The "strategic concept", adopted by NATO leaders at a Lisbon summit in 2010, rates the threat of a conventional attack on NATO territory as low.
The document, which sets out the alliance's goals and missions, says NATO-Russia cooperation is of strategic importance and adds: "We want to see a true strategic partnership between NATO and Russia."
"Some of the language (in the document) having to do with Russia as a strategic partner of the alliance is certainly cast into question given Russia's behavior," U.S. Ambassador to NATO Douglas Lute told reporters last month, though he said no decision had yet been taken to revise it....

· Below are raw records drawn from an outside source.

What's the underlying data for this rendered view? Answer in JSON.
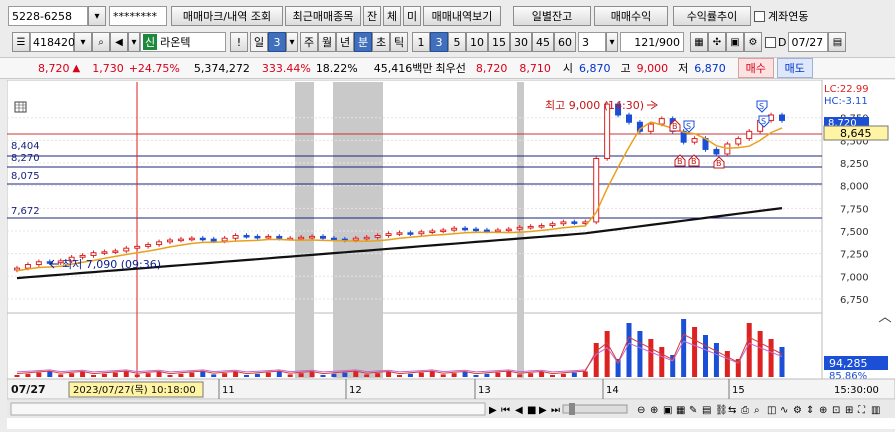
{
  "toolbar1": {
    "account_range": "5228-6258",
    "password_mask": "********",
    "trade_mark_query": "매매마크/내역 조회",
    "recent_items": "최근매매종목",
    "btn_balance": "잔",
    "btn_contract": "체",
    "btn_unfilled": "미",
    "trade_history_view": "매매내역보기",
    "daily_balance": "일별잔고",
    "trade_profit": "매매수익",
    "return_trend": "수익률추이",
    "account_link": "계좌연동"
  },
  "toolbar2": {
    "stock_code": "418420",
    "badge_new": "신",
    "stock_name": "라온텍",
    "period_day": "일",
    "period_week": "주",
    "period_month": "월",
    "period_year": "년",
    "period_minute": "분",
    "period_second": "초",
    "period_tick": "틱",
    "minute_value": "3",
    "intervals": [
      "1",
      "3",
      "5",
      "10",
      "15",
      "30",
      "45",
      "60"
    ],
    "selected_interval": "3",
    "count_value": "3",
    "data_count": "121",
    "data_total": "/900",
    "d_label": "D",
    "date_value": "07/27"
  },
  "quote": {
    "price": "8,720",
    "arrow": "▲",
    "change": "1,730",
    "change_pct": "+24.75%",
    "volume": "5,374,272",
    "volume_ratio": "333.44%",
    "turnover": "18.22%",
    "amount": "45,416백만",
    "best_bid_label": "최우선",
    "best_ask": "8,720",
    "best_bid": "8,710",
    "open_label": "시",
    "open": "6,870",
    "high_label": "고",
    "high": "9,000",
    "low_label": "저",
    "low": "6,870",
    "buy_button": "매수",
    "sell_button": "매도"
  },
  "chart_labels": {
    "hline_values": [
      "8,404",
      "8,270",
      "8,075",
      "7,672"
    ],
    "high_annotation": "최고 9,000 (14:30)",
    "low_annotation": "최저 7,090 (09:36)",
    "lc_label": "LC:22.99",
    "hc_label": "HC:-3.11",
    "price_tag": "8,645",
    "price_tag_top": "8,720",
    "volume_tag": "94,285",
    "volume_pct": "85.86%",
    "date_left": "07/27",
    "cursor_date": "2023/07/27(목) 10:18:00",
    "day_ticks": [
      "11",
      "12",
      "13",
      "14",
      "15"
    ],
    "time_right": "15:30:00",
    "trade_mark_buy": "B",
    "trade_mark_sell": "S"
  },
  "chart_data": {
    "type": "candlestick",
    "y_ticks": [
      "8,750",
      "8,500",
      "8,250",
      "8,000",
      "7,750",
      "7,500",
      "7,250",
      "7,000",
      "6,750"
    ],
    "ylim": [
      6650,
      9100
    ],
    "close": [
      7090,
      7130,
      7160,
      7150,
      7170,
      7210,
      7230,
      7260,
      7270,
      7280,
      7310,
      7330,
      7350,
      7380,
      7400,
      7410,
      7420,
      7410,
      7390,
      7420,
      7450,
      7440,
      7430,
      7440,
      7420,
      7420,
      7430,
      7440,
      7420,
      7410,
      7400,
      7420,
      7430,
      7450,
      7470,
      7480,
      7470,
      7490,
      7500,
      7510,
      7530,
      7520,
      7510,
      7500,
      7510,
      7520,
      7540,
      7550,
      7560,
      7580,
      7600,
      7590,
      7600,
      8300,
      8900,
      8780,
      8700,
      8600,
      8680,
      8740,
      8600,
      8480,
      8520,
      8400,
      8350,
      8460,
      8520,
      8600,
      8720,
      8780,
      8720
    ]
  }
}
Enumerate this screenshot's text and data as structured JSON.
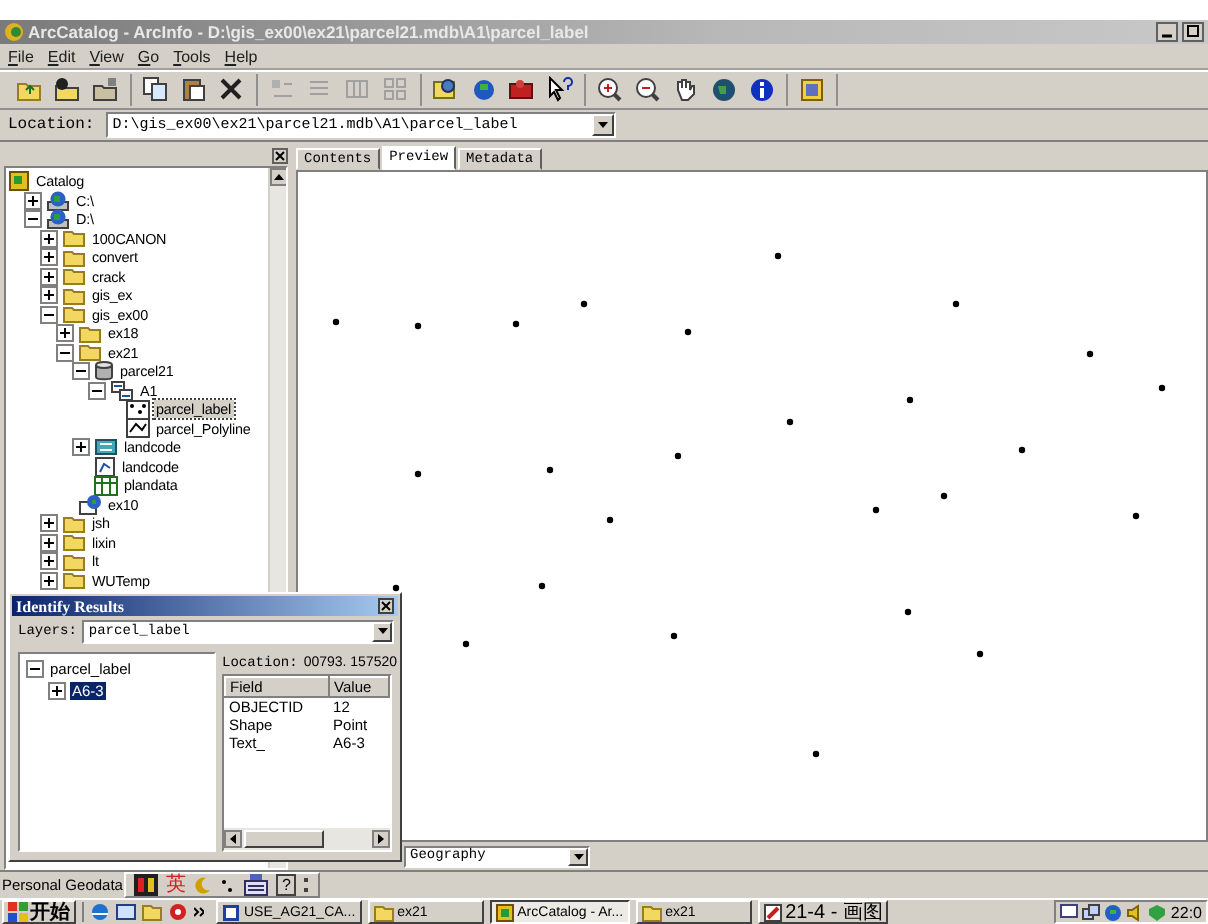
{
  "window": {
    "title": "ArcCatalog - ArcInfo - D:\\gis_ex00\\ex21\\parcel21.mdb\\A1\\parcel_label"
  },
  "menu": [
    "File",
    "Edit",
    "View",
    "Go",
    "Tools",
    "Help"
  ],
  "location": {
    "label": "Location:",
    "value": "D:\\gis_ex00\\ex21\\parcel21.mdb\\A1\\parcel_label"
  },
  "tree": [
    {
      "label": "Catalog",
      "kind": "catalog",
      "selected": false,
      "children": [
        {
          "label": "C:\\",
          "kind": "drive",
          "expanded": false,
          "selected": false
        },
        {
          "label": "D:\\",
          "kind": "drive",
          "expanded": true,
          "selected": false,
          "children": [
            {
              "label": "100CANON",
              "kind": "folder",
              "expanded": false,
              "selected": false
            },
            {
              "label": "convert",
              "kind": "folder",
              "expanded": false,
              "selected": false
            },
            {
              "label": "crack",
              "kind": "folder",
              "expanded": false,
              "selected": false
            },
            {
              "label": "gis_ex",
              "kind": "folder",
              "expanded": false,
              "selected": false
            },
            {
              "label": "gis_ex00",
              "kind": "folder",
              "expanded": true,
              "selected": false,
              "children": [
                {
                  "label": "ex18",
                  "kind": "folder",
                  "expanded": false,
                  "selected": false
                },
                {
                  "label": "ex21",
                  "kind": "folder",
                  "expanded": true,
                  "selected": false,
                  "children": [
                    {
                      "label": "parcel21",
                      "kind": "database",
                      "expanded": true,
                      "selected": false,
                      "children": [
                        {
                          "label": "A1",
                          "kind": "dataset",
                          "expanded": true,
                          "selected": false,
                          "children": [
                            {
                              "label": "parcel_label",
                              "kind": "points",
                              "selected": true
                            },
                            {
                              "label": "parcel_Polyline",
                              "kind": "lines",
                              "selected": false
                            }
                          ]
                        }
                      ]
                    },
                    {
                      "label": "landcode",
                      "kind": "coverage",
                      "expanded": false,
                      "selected": false
                    },
                    {
                      "label": "landcode",
                      "kind": "shapefile",
                      "selected": false
                    },
                    {
                      "label": "plandata",
                      "kind": "table",
                      "selected": false
                    }
                  ]
                },
                {
                  "label": "ex10",
                  "kind": "map",
                  "selected": false
                }
              ]
            },
            {
              "label": "jsh",
              "kind": "folder",
              "expanded": false,
              "selected": false
            },
            {
              "label": "lixin",
              "kind": "folder",
              "expanded": false,
              "selected": false
            },
            {
              "label": "lt",
              "kind": "folder",
              "expanded": false,
              "selected": false
            },
            {
              "label": "WUTemp",
              "kind": "folder",
              "expanded": false,
              "selected": false
            }
          ]
        }
      ]
    }
  ],
  "tabs": [
    {
      "label": "Contents",
      "selected": false
    },
    {
      "label": "Preview",
      "selected": true
    },
    {
      "label": "Metadata",
      "selected": false
    }
  ],
  "preview_type": {
    "value": "Geography"
  },
  "identify": {
    "title": "Identify Results",
    "layers_label": "Layers:",
    "layer": "parcel_label",
    "tree": [
      {
        "label": "parcel_label",
        "expanded": true,
        "selected": false,
        "children": [
          {
            "label": "A6-3",
            "expanded": false,
            "selected": true
          }
        ]
      }
    ],
    "location_label": "Location:",
    "location": "00793. 157520",
    "columns": [
      "Field",
      "Value"
    ],
    "rows": [
      [
        "OBJECTID",
        "12"
      ],
      [
        "Shape",
        "Point"
      ],
      [
        "Text_",
        "A6-3"
      ]
    ]
  },
  "status_bar": {
    "text": "Personal Geodata"
  },
  "ime": {
    "mode": "英",
    "help": "?"
  },
  "taskbar": {
    "start": "开始",
    "clock": "22:0",
    "tasks": [
      {
        "label": "USE_AG21_CA...",
        "kind": "document",
        "selected": false
      },
      {
        "label": "ex21",
        "kind": "folder",
        "selected": false
      },
      {
        "label": "ArcCatalog - Ar...",
        "kind": "catalog",
        "selected": true
      },
      {
        "label": "ex21",
        "kind": "folder",
        "selected": false
      },
      {
        "label": "21-4 - 画图",
        "kind": "paint",
        "selected": false
      }
    ]
  }
}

The NATO diplomat, speaking on condition of anonymity, said there was little argument that the strategy document was out of date and would have to be rewritten "reasonably soon."
The chill in relations with Russia would be lasting because Putin's survival in power "is linked to permanent confrontation with the West," the diplomat said.
But some allies, including Germany, are reluctant to change the strategy document now, partly because it would entail about a year's work and partly because they do not want to antagonize Russia by closing the door on cooperation, or take any step that could undermine a truce agreement in Ukraine, the diplomat said....
Diplomats worry that rewriting the strategic concept could open a Pandora's box, with some southern NATO allies, which think the alliance concentrates too much on security challenges from the east, wanting a greater focus on new threats from the south, such as the Islamic State group based in Syria and Iraq.
"It would stimulate a fundamental review of European security, of our approach to the south," one NATO official, also speaking on condition of anonymity, said.
Removing the aspiration of a strategic partnership with Russia from the text would be "a big political step and maybe not necessary", the official said.
NATO seems likely to opt for compromise. NATO leaders could order work on a revamp of the strategy document when they meet in Warsaw next July. It would then be ready for approval when they next meet, probably in 2018, diplomats said.